Le capitaine. Vous dites, seigneur licencié, que les Espagnols ne sont jamais allés en Danemarck ? Eh ! n’y suis-je pas allé, moi, avec le grand marquis de La Romana ? et n’ai-je pas manqué, vive Dieu ! d’y laisser mon nez ? Je l’ai eu gelé, parbleu ! qu’on l’aurait pris pour un morceau de glace.

Clara. Bravo, capitaine ! vous avez deviné le sujet de la comédie.

Tous. Quoi ! le marquis de La Romana !

Clara. Précisément.

Le capitaine. Eh bien, morbleu ! la comédie doit être excellente, c’est moi qui vous le dis. Le marquis était un grand homme. — Il a organisé chez nous la guerre des Quadrilles3, qui a chassé les Français de notre vieille Espagne.

Le Grand. Appeler La Romana un grand homme ! Il était d’une injustice !… Il n’a pas voulu seulement me donner un régiment à commander… à moi !

Le poète. Mais c’est impossible de faire une comédie sur des gens qui sont à peine morts.

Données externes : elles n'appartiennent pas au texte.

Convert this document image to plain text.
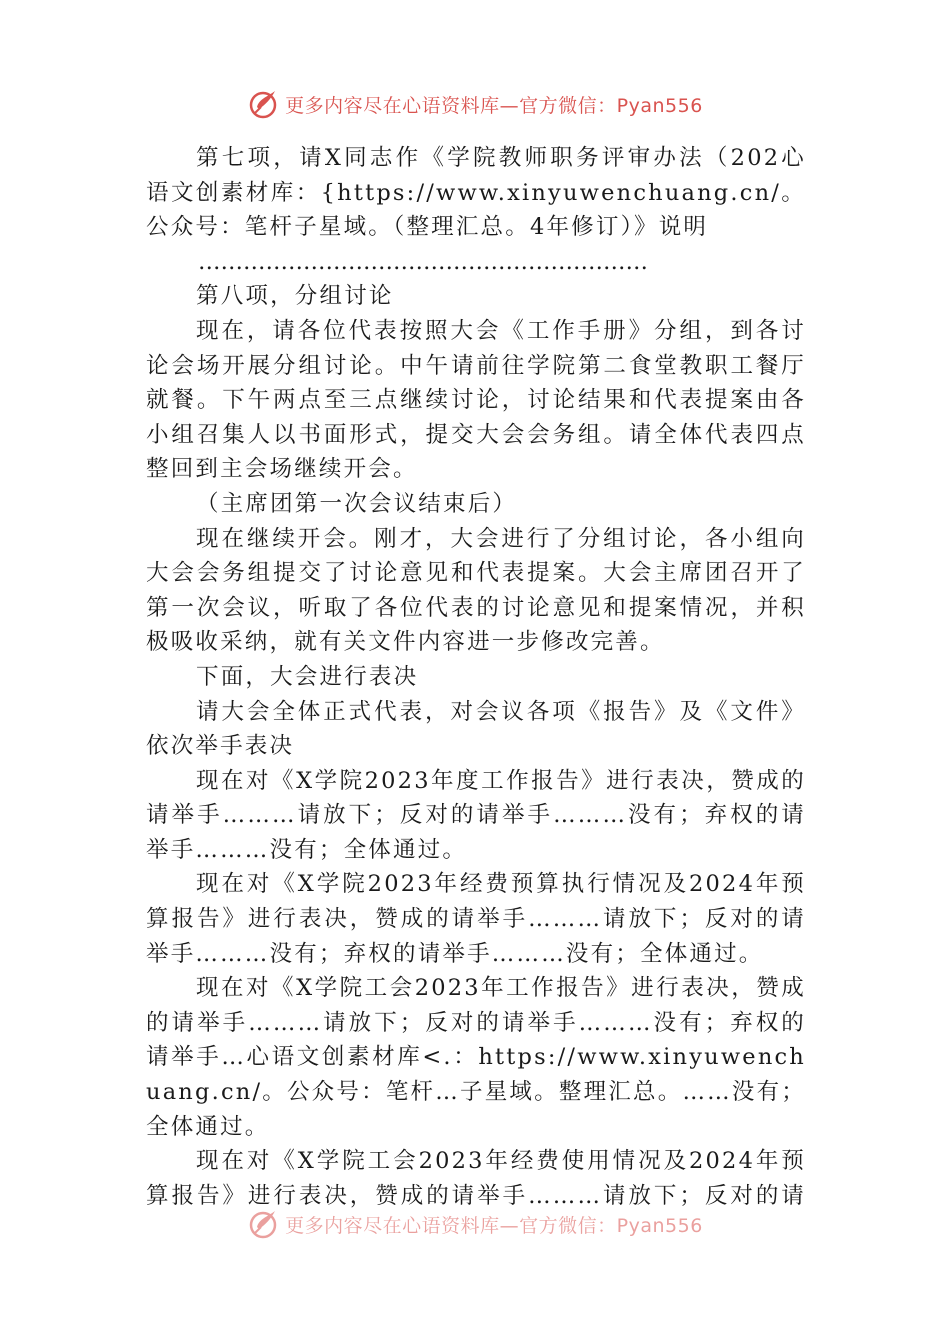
更多内容尽在心语资料库—官方微信：Pyan556

第七项，请X同志作《学院教师职务评审办法（202心语文创素材库：{https://www.xinyuwenchuang.cn/。公众号：笔杆子星域。（整理汇总。4年修订）》说明

……………………………………………………

第八项，分组讨论

现在，请各位代表按照大会《工作手册》分组，到各讨论会场开展分组讨论。中午请前往学院第二食堂教职工餐厅就餐。下午两点至三点继续讨论，讨论结果和代表提案由各小组召集人以书面形式，提交大会会务组。请全体代表四点整回到主会场继续开会。

（主席团第一次会议结束后）

现在继续开会。刚才，大会进行了分组讨论，各小组向大会会务组提交了讨论意见和代表提案。大会主席团召开了第一次会议，听取了各位代表的讨论意见和提案情况，并积极吸收采纳，就有关文件内容进一步修改完善。

下面，大会进行表决

请大会全体正式代表，对会议各项《报告》及《文件》依次举手表决

现在对《X学院2023年度工作报告》进行表决，赞成的请举手………请放下；反对的请举手………没有；弃权的请举手………没有；全体通过。

现在对《X学院2023年经费预算执行情况及2024年预算报告》进行表决，赞成的请举手………请放下；反对的请举手………没有；弃权的请举手………没有；全体通过。

现在对《X学院工会2023年工作报告》进行表决，赞成的请举手………请放下；反对的请举手………没有；弃权的请举手…心语文创素材库<.：https://www.xinyuwenchuang.cn/。公众号：笔杆…子星域。整理汇总。……没有；全体通过。

现在对《X学院工会2023年经费使用情况及2024年预算报告》进行表决，赞成的请举手………请放下；反对的请

更多内容尽在心语资料库—官方微信：Pyan556
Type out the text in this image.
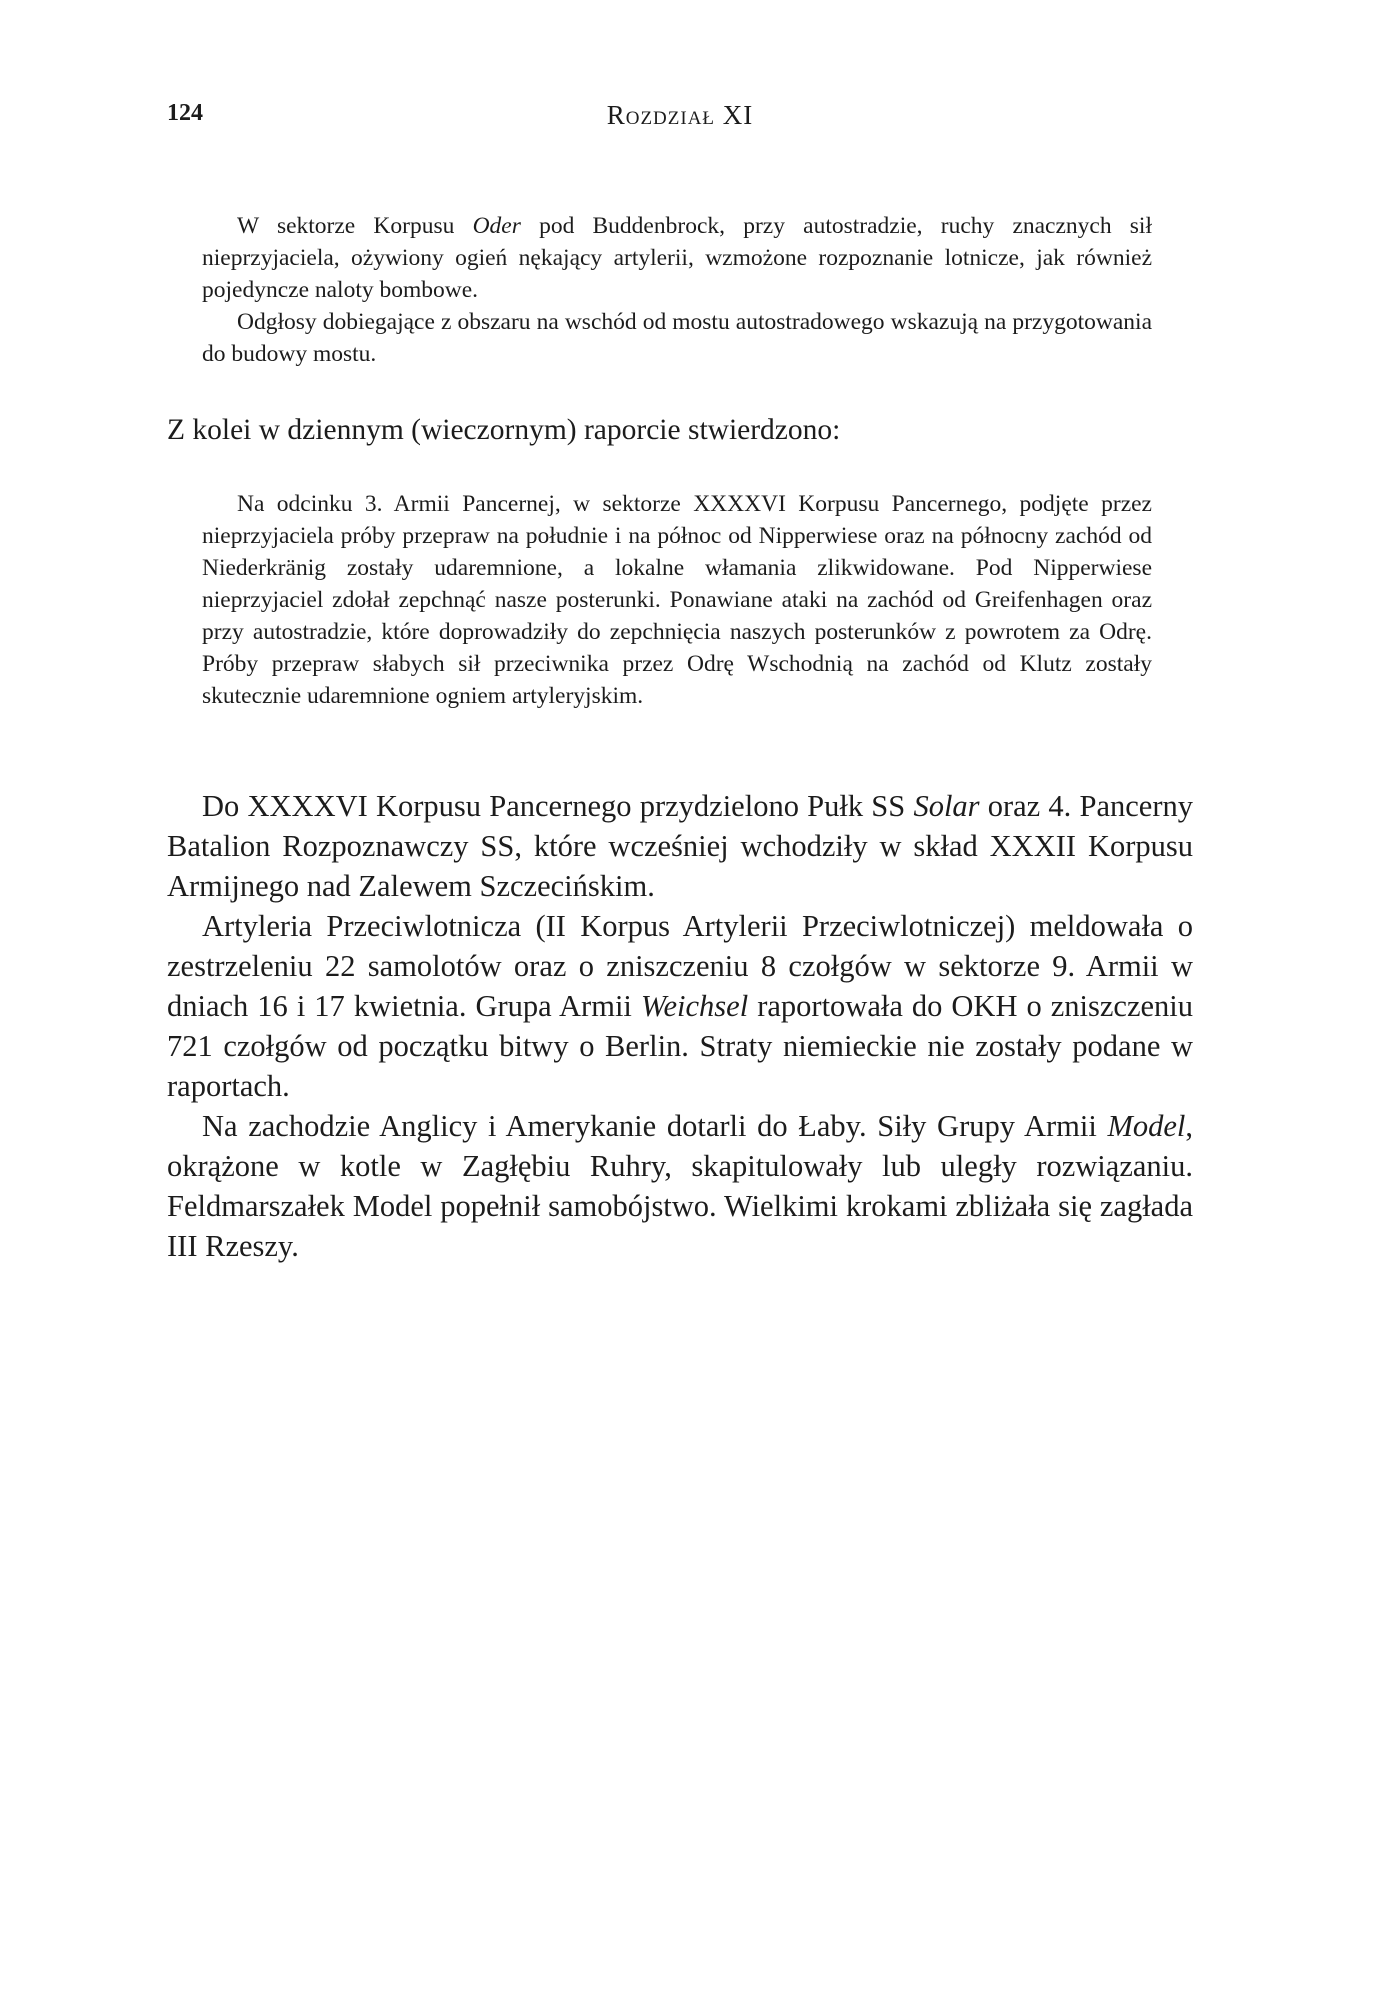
124	Rozdział XI

W sektorze Korpusu Oder pod Buddenbrock, przy autostradzie, ruchy znacznych sił nieprzyjaciela, ożywiony ogień nękający artylerii, wzmożone rozpoznanie lotnicze, jak również pojedyncze naloty bombowe.

Odgłosy dobiegające z obszaru na wschód od mostu autostradowego wskazują na przygotowania do budowy mostu.

Z kolei w dziennym (wieczornym) raporcie stwierdzono:

Na odcinku 3. Armii Pancernej, w sektorze XXXXVI Korpusu Pancernego, podjęte przez nieprzyjaciela próby przepraw na południe i na północ od Nipperwiese oraz na północny zachód od Niederkränig zostały udaremnione, a lokalne włamania zlikwidowane. Pod Nipperwiese nieprzyjaciel zdołał zepchnąć nasze posterunki. Ponawiane ataki na zachód od Greifenhagen oraz przy autostradzie, które doprowadziły do zepchnięcia naszych posterunków z powrotem za Odrę. Próby przepraw słabych sił przeciwnika przez Odrę Wschodnią na zachód od Klutz zostały skutecznie udaremnione ogniem artyleryjskim.

Do XXXXVI Korpusu Pancernego przydzielono Pułk SS Solar oraz 4. Pancerny Batalion Rozpoznawczy SS, które wcześniej wchodziły w skład XXXII Korpusu Armijnego nad Zalewem Szczecińskim.

Artyleria Przeciwlotnicza (II Korpus Artylerii Przeciwlotniczej) meldowała o zestrzeleniu 22 samolotów oraz o zniszczeniu 8 czołgów w sektorze 9. Armii w dniach 16 i 17 kwietnia. Grupa Armii Weichsel raportowała do OKH o zniszczeniu 721 czołgów od początku bitwy o Berlin. Straty niemieckie nie zostały podane w raportach.

Na zachodzie Anglicy i Amerykanie dotarli do Łaby. Siły Grupy Armii Model, okrążone w kotle w Zagłębiu Ruhry, skapitulowały lub uległy rozwiązaniu. Feldmarszałek Model popełnił samobójstwo. Wielkimi krokami zbliżała się zagłada III Rzeszy.
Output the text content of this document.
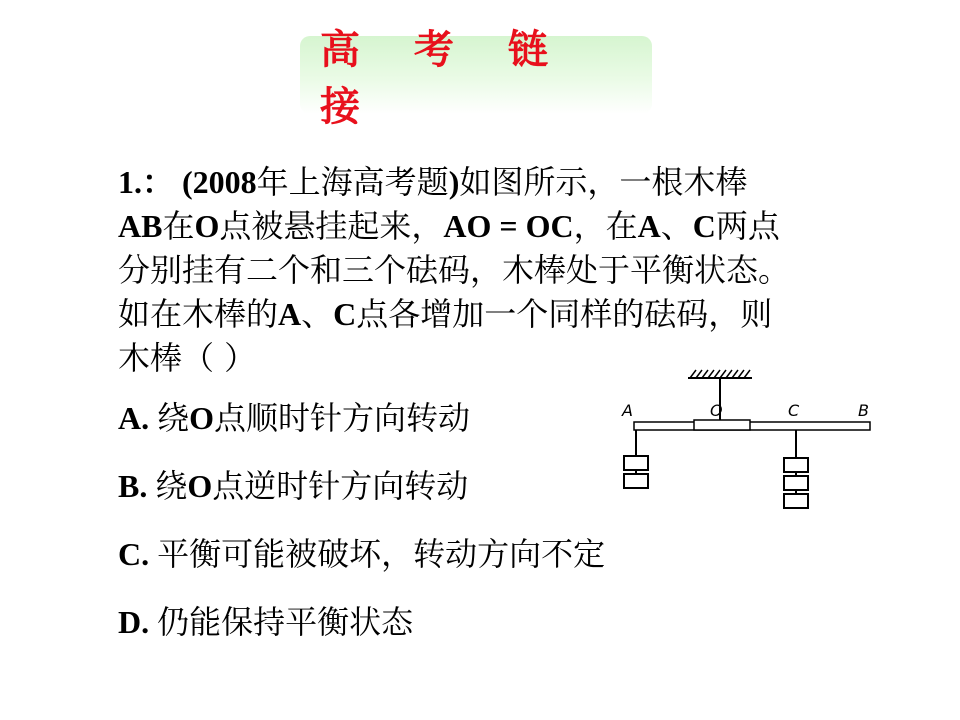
高 考 链 接
1.： (2008年上海高考题)如图所示，一根木棒
AB在O点被悬挂起来，AO = OC，在A、C两点
分别挂有二个和三个砝码，木棒处于平衡状态。
如在木棒的A、C点各增加一个同样的砝码，则
木棒（ ）
A. 绕O点顺时针方向转动
B. 绕O点逆时针方向转动
C. 平衡可能被破坏，转动方向不定
D. 仍能保持平衡状态
A	O	C	B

Clara. À peine morts !… Plût au ciel que le pauvre marquis ne fût pas tout à fait mort !

Le capitaine. Vive Dieu ! je me souviens encore du jour où nous rencontrâmes en Galice4 nos anciens alliés de Pologne. Nous avions l’air de tomber des nues… Malheureusement La Romana n’était pas avec nous… et…

Le Grand. Dites-nous un peu, Clarita, qu’est-ce que chante cette comédie ?

Clara. Patience, et vous verrez.

Le poète. Sur ce pied-là, la comédie commence en Danemarck et finit à Espinosa en Galice. — Le trajet est court… — Mais messieurs les romantiques ont des voitures si commodes !

Clara. Vous ne savez ce que vous dites. Toute la pièce se passe dans l’île de Fionie.

Le capitaine. Oui, justement, l’île de Fionie ; c’est là que j’ai manqué de laisser mon nez en gage.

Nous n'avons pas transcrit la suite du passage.